With the looming threat of immediate government shutdown avoided, the nation once again finds itself bloated and wasteful on an all-you-can-eat buffet of raided social security funds and foreign-held debt. And there’s no sign of it stopping anytime soon.
When Senator Rand Paul pushed for a balanced budget during his 2010 Senate race, he pushed for the “penny plan,” which would balance the budget by cutting a little over 1 percent of government spending. Of course, that didn’t happen. Instead, the government grew, and the $12 trillion in debt of 2010 is now $35 trillion in 2024.

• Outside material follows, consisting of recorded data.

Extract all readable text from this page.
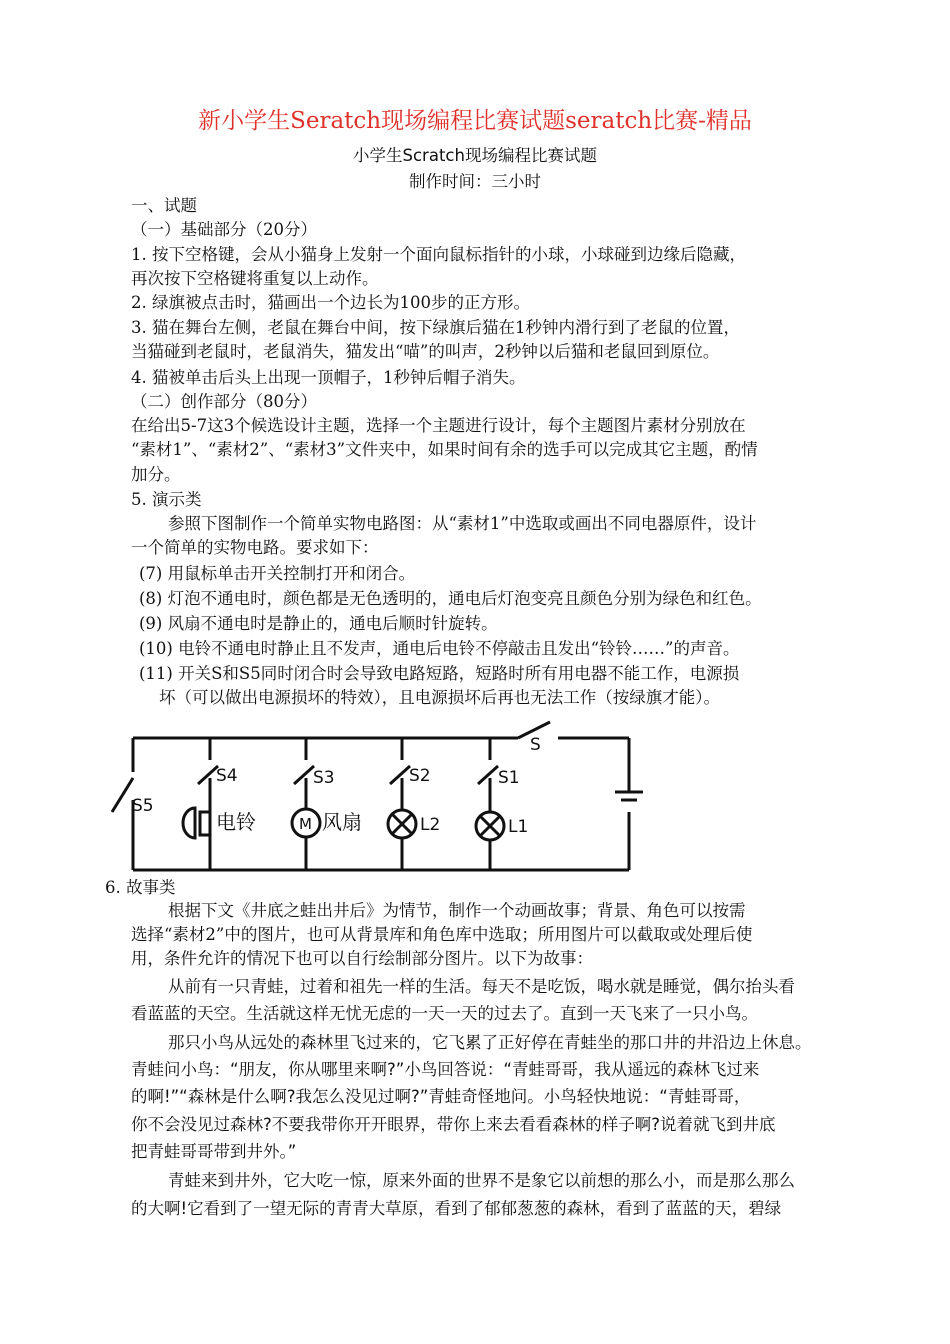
新小学生Seratch现场编程比赛试题seratch比赛-精品
小学生Scratch现场编程比赛试题
制作时间：三小时
一、试题
（一）基础部分（20分）
1. 按下空格键，会从小猫身上发射一个面向鼠标指针的小球，小球碰到边缘后隐藏，
再次按下空格键将重复以上动作。
2. 绿旗被点击时，猫画出一个边长为100步的正方形。
3. 猫在舞台左侧，老鼠在舞台中间，按下绿旗后猫在1秒钟内滑行到了老鼠的位置，
当猫碰到老鼠时，老鼠消失，猫发出“喵”的叫声，2秒钟以后猫和老鼠回到原位。
4. 猫被单击后头上出现一顶帽子，1秒钟后帽子消失。
（二）创作部分（80分）
在给出5-7这3个候选设计主题，选择一个主题进行设计，每个主题图片素材分别放在
“素材1”、“素材2”、“素材3”文件夹中，如果时间有余的选手可以完成其它主题，酌情
加分。
5. 演示类
参照下图制作一个简单实物电路图：从“素材1”中选取或画出不同电器原件，设计
一个简单的实物电路。要求如下：
(7) 用鼠标单击开关控制打开和闭合。
(8) 灯泡不通电时，颜色都是无色透明的，通电后灯泡变亮且颜色分别为绿色和红色。
(9) 风扇不通电时是静止的，通电后顺时针旋转。
(10) 电铃不通电时静止且不发声，通电后电铃不停敲击且发出“铃铃……”的声音。
(11) 开关S和S5同时闭合时会导致电路短路，短路时所有用电器不能工作，电源损
坏（可以做出电源损坏的特效），且电源损坏后再也无法工作（按绿旗才能）。
S
S5
S4	S3	S2	S1
电铃	M 风扇	L2	L1
6. 故事类
根据下文《井底之蛙出井后》为情节，制作一个动画故事；背景、角色可以按需
选择“素材2”中的图片，也可从背景库和角色库中选取；所用图片可以截取或处理后使
用，条件允许的情况下也可以自行绘制部分图片。以下为故事：
从前有一只青蛙，过着和祖先一样的生活。每天不是吃饭，喝水就是睡觉，偶尔抬头看
看蓝蓝的天空。生活就这样无忧无虑的一天一天的过去了。直到一天飞来了一只小鸟。
那只小鸟从远处的森林里飞过来的，它飞累了正好停在青蛙坐的那口井的井沿边上休息。
青蛙问小鸟：“朋友，你从哪里来啊?”小鸟回答说：“青蛙哥哥，我从遥远的森林飞过来
的啊!”“森林是什么啊?我怎么没见过啊?”青蛙奇怪地问。小鸟轻快地说：“青蛙哥哥，
你不会没见过森林?不要我带你开开眼界，带你上来去看看森林的样子啊?说着就飞到井底
把青蛙哥哥带到井外。”
青蛙来到井外，它大吃一惊，原来外面的世界不是象它以前想的那么小，而是那么那么
的大啊!它看到了一望无际的青青大草原，看到了郁郁葱葱的森林，看到了蓝蓝的天，碧绿
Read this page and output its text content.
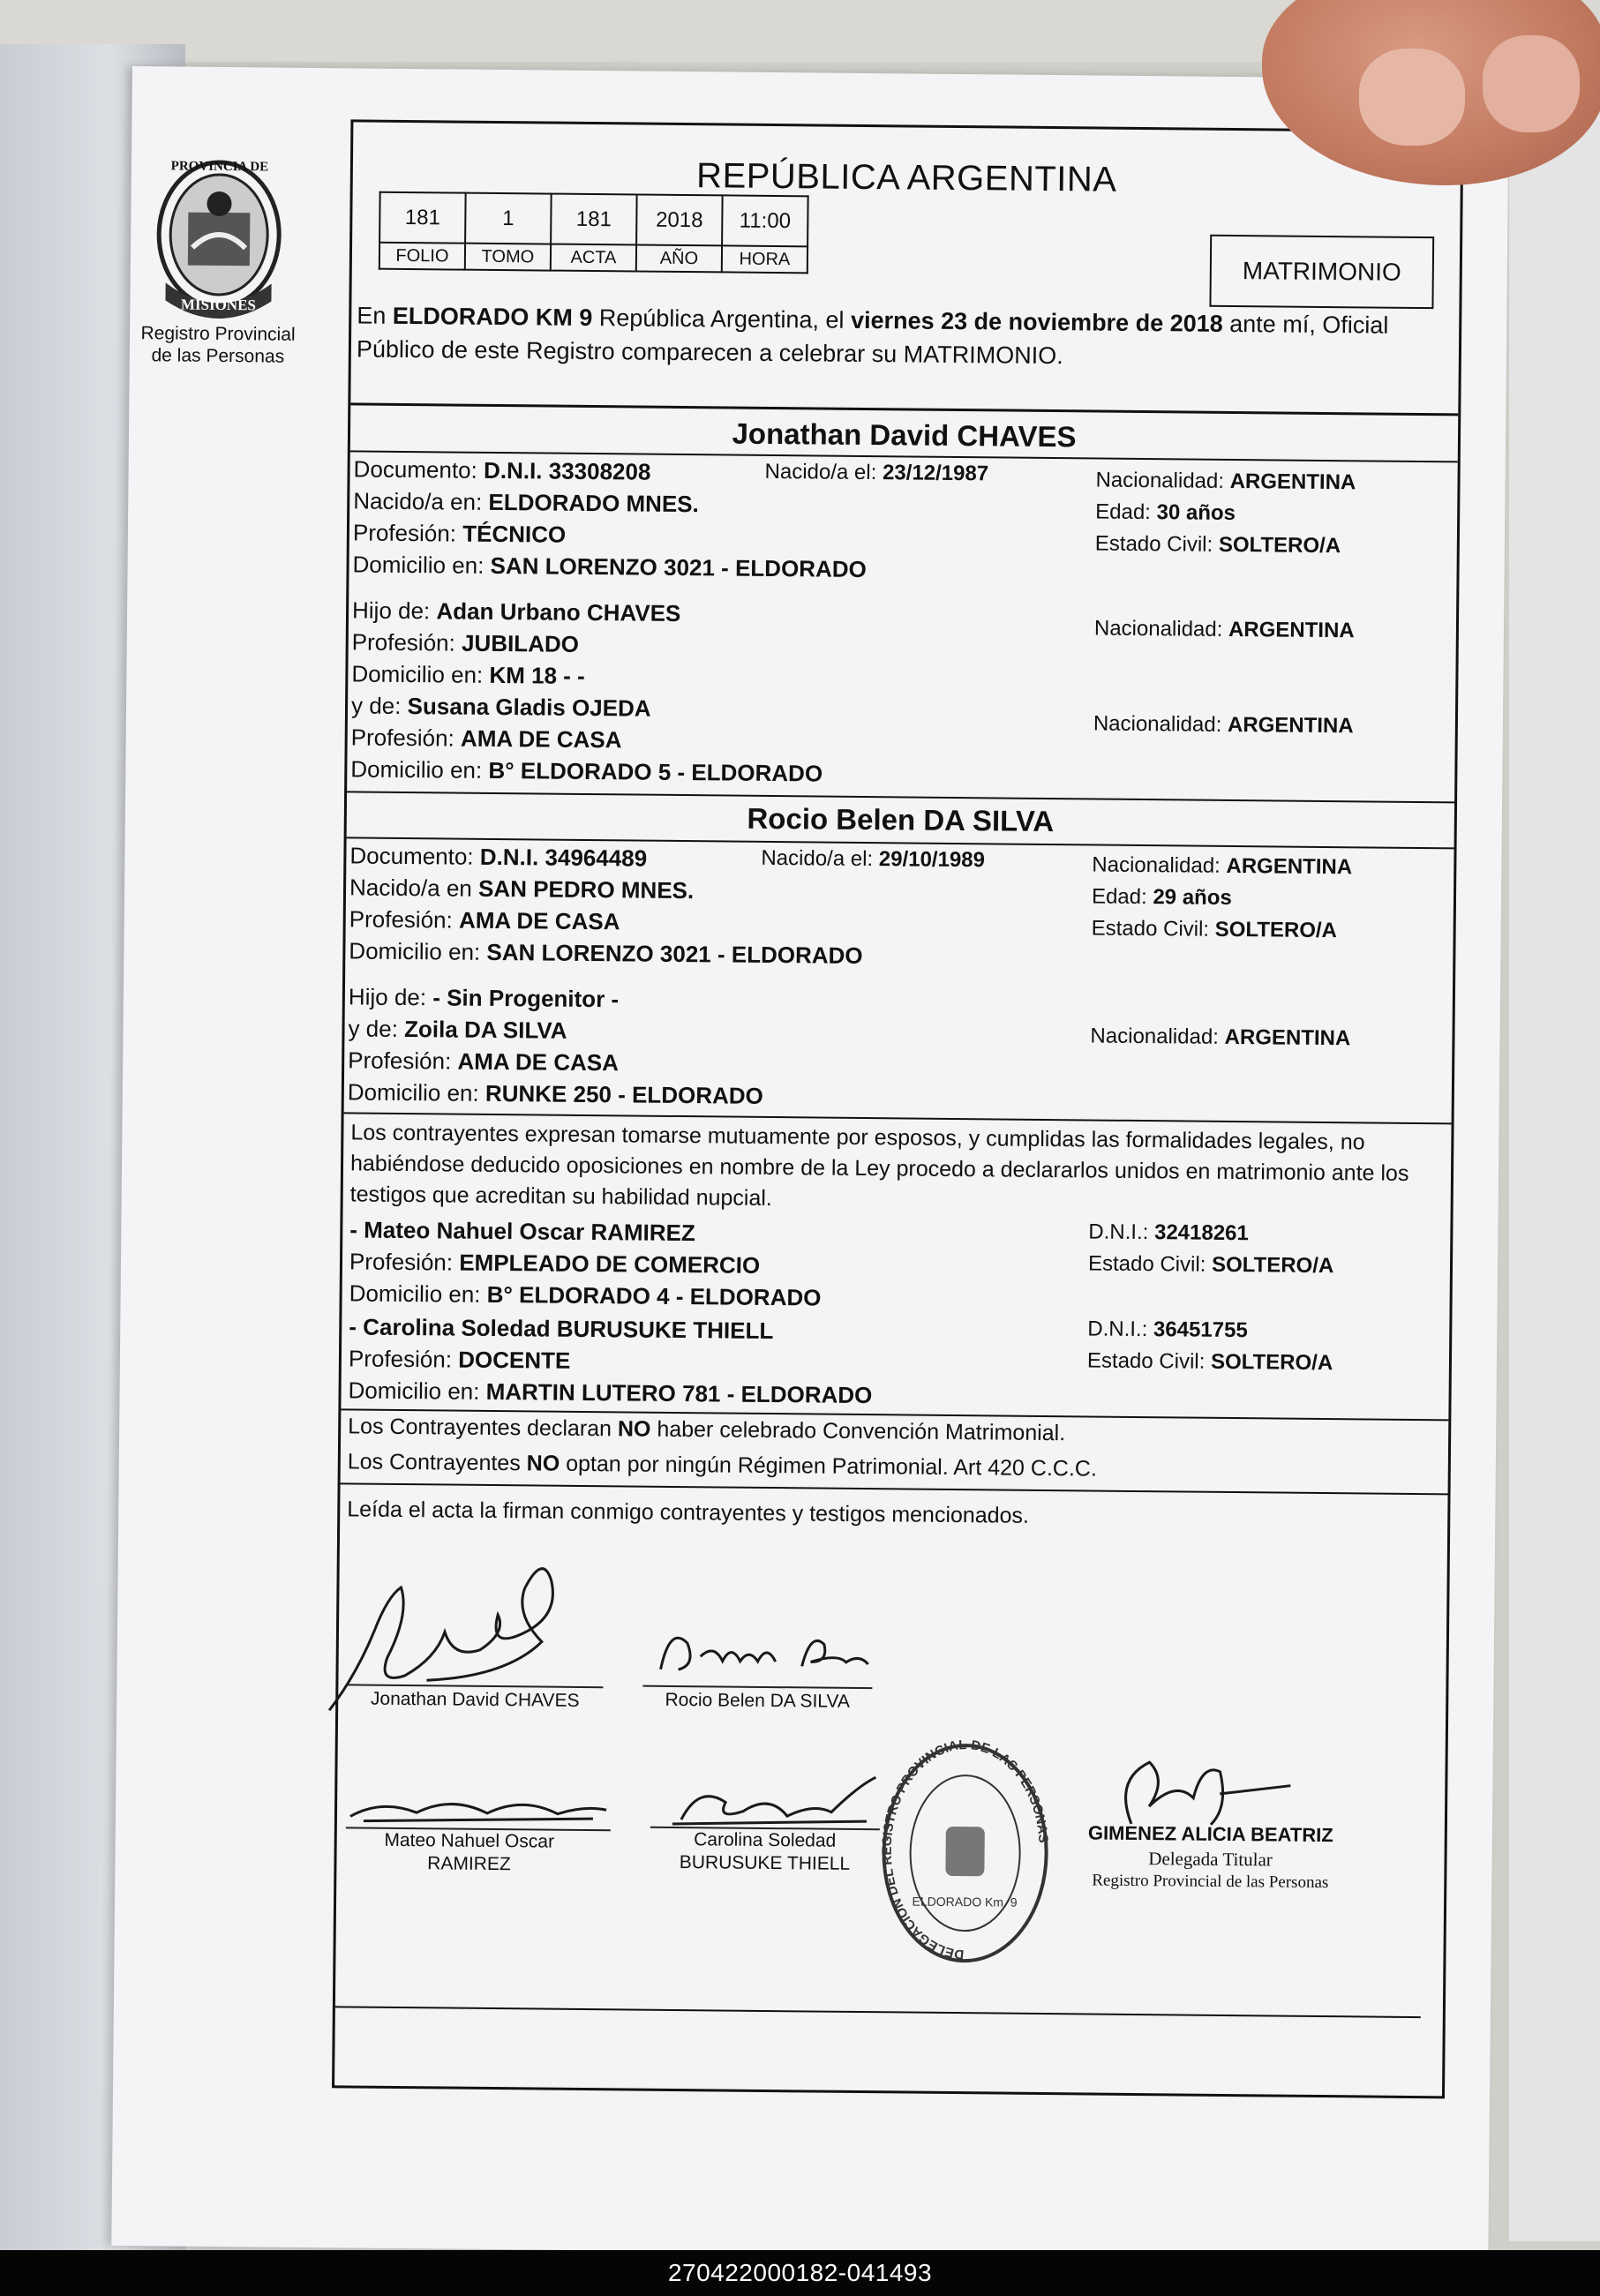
PROVINCIA DE
MISIONES
Registro Provincial
de las Personas
REPÚBLICA ARGENTINA
181	1	181	2018	11:00
FOLIO	TOMO	ACTA	AÑO	HORA	MATRIMONIO
En ELDORADO KM 9 República Argentina, el viernes 23 de noviembre de 2018 ante mí, Oficial Público de este Registro comparecen a celebrar su MATRIMONIO.
Jonathan David CHAVES
Documento: D.N.I. 33308208	Nacido/a el: 23/12/1987	Nacionalidad: ARGENTINA
Nacido/a en: ELDORADO MNES.	Edad: 30 años
Profesión: TÉCNICO	Estado Civil: SOLTERO/A
Domicilio en: SAN LORENZO 3021 - ELDORADO
Hijo de: Adan Urbano CHAVES
Nacionalidad: ARGENTINA
Profesión: JUBILADO
Domicilio en: KM 18 - -
y de: Susana Gladis OJEDA
Nacionalidad: ARGENTINA
Profesión: AMA DE CASA
Domicilio en: B° ELDORADO 5 - ELDORADO
Rocio Belen DA SILVA
Documento: D.N.I. 34964489	Nacido/a el: 29/10/1989	Nacionalidad: ARGENTINA
Nacido/a en SAN PEDRO MNES.	Edad: 29 años
Profesión: AMA DE CASA	Estado Civil: SOLTERO/A
Domicilio en: SAN LORENZO 3021 - ELDORADO
Hijo de: - Sin Progenitor -
y de: Zoila DA SILVA	Nacionalidad: ARGENTINA
Profesión: AMA DE CASA
Domicilio en: RUNKE 250 - ELDORADO
Los contrayentes expresan tomarse mutuamente por esposos, y cumplidas las formalidades legales, no habiéndose deducido oposiciones en nombre de la Ley procedo a declararlos unidos en matrimonio ante los testigos que acreditan su habilidad nupcial.
- Mateo Nahuel Oscar RAMIREZ	D.N.I.: 32418261
Profesión: EMPLEADO DE COMERCIO	Estado Civil: SOLTERO/A
Domicilio en: B° ELDORADO 4 - ELDORADO
- Carolina Soledad BURUSUKE THIELL	D.N.I.: 36451755
Profesión: DOCENTE	Estado Civil: SOLTERO/A
Domicilio en: MARTIN LUTERO 781 - ELDORADO
Los Contrayentes declaran NO haber celebrado Convención Matrimonial.
Los Contrayentes NO optan por ningún Régimen Patrimonial. Art 420 C.C.C.
Leída el acta la firman conmigo contrayentes y testigos mencionados.
Jonathan David CHAVES	Rocio Belen DA SILVA
Mateo Nahuel Oscar
RAMIREZ
Carolina Soledad
BURUSUKE THIELL
DELEGACION DEL REGISTRO PROVINCIAL DE LAS PERSONAS
ELDORADO Km. 9
GIMENEZ ALICIA BEATRIZ
Delegada Titular
Registro Provincial de las Personas
270422000182-041493
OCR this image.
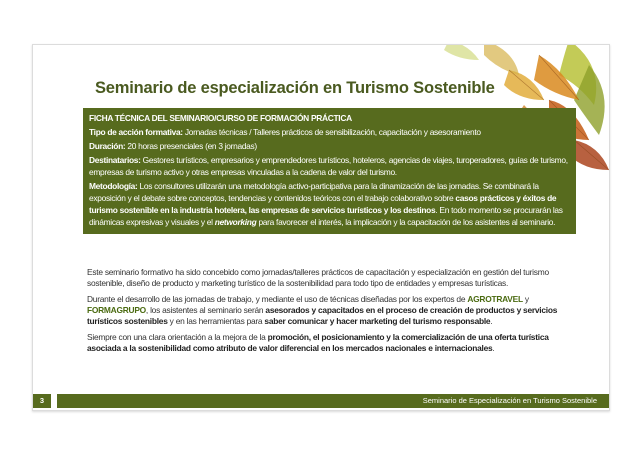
Seminario de especialización en Turismo Sostenible

FICHA TÉCNICA DEL SEMINARIO/CURSO DE FORMACIÓN PRÁCTICA

Tipo de acción formativa: Jornadas técnicas / Talleres prácticos de sensibilización, capacitación y asesoramiento

Duración: 20 horas presenciales (en 3 jornadas)

Destinatarios: Gestores turísticos, empresarios y emprendedores turísticos, hoteleros, agencias de viajes, turoperadores, guías de turismo, empresas de turismo activo y otras empresas vinculadas a la cadena de valor del turismo.

Metodología: Los consultores utilizarán una metodología activo-participativa para la dinamización de las jornadas. Se combinará la exposición y el debate sobre conceptos, tendencias y contenidos teóricos con el trabajo colaborativo sobre casos prácticos y éxitos de turismo sostenible en la industria hotelera, las empresas de servicios turísticos y los destinos. En todo momento se procurarán las dinámicas expresivas y visuales y el networking para favorecer el interés, la implicación y la capacitación de los asistentes al seminario.

Este seminario formativo ha sido concebido como jornadas/talleres prácticos de capacitación y especialización en gestión del turismo sostenible, diseño de producto y marketing turístico de la sostenibilidad para todo tipo de entidades y empresas turísticas.

Durante el desarrollo de las jornadas de trabajo, y mediante el uso de técnicas diseñadas por los expertos de AGROTRAVEL y FORMAGRUPO, los asistentes al seminario serán asesorados y capacitados en el proceso de creación de productos y servicios turísticos sostenibles y en las herramientas para saber comunicar y hacer marketing del turismo responsable.

Siempre con una clara orientación a la mejora de la promoción, el posicionamiento y la comercialización de una oferta turística asociada a la sostenibilidad como atributo de valor diferencial en los mercados nacionales e internacionales.

3	Seminario de Especialización en Turismo Sostenible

So it should come as no surprise that when Senator Paul introduced his “penny plan” once again, it didn’t call for cutting 1 or 2 cents out of every federal dollar but has grown to over 6 cents a dollar. To make matters worse, the appetite to cut spending and the glooming debt bomb is even lower than in 2010.
See Also: Restoring a Free Market Economy is Critical to America’s Future
Unsurprisingly, the costs of goods are rising, and economic certainty is wavering as the country continues to take out debt and leave the bill for future generations. And with Social Security rapidly approaching insolvency in the next decade, it will get worse before it gets better.
For our part, American Action Fund is standing firm on the need for fiscal sanity, and while we predominantly focus on the state level, it’s a key metric we follow in determining membership to our Hazlitt Coalition. We know that by changing the pool of elected officials at the state level, we help establish the environment that influences if not feeds the next generation of U.S. Congressmen.
The more we put off this issue, the more painful it becomes, but the failures of the past to address this vital issue do not mean we shouldn’t remain diligent and principled in our push toward fiscal responsibility and a stable, prosperous economy.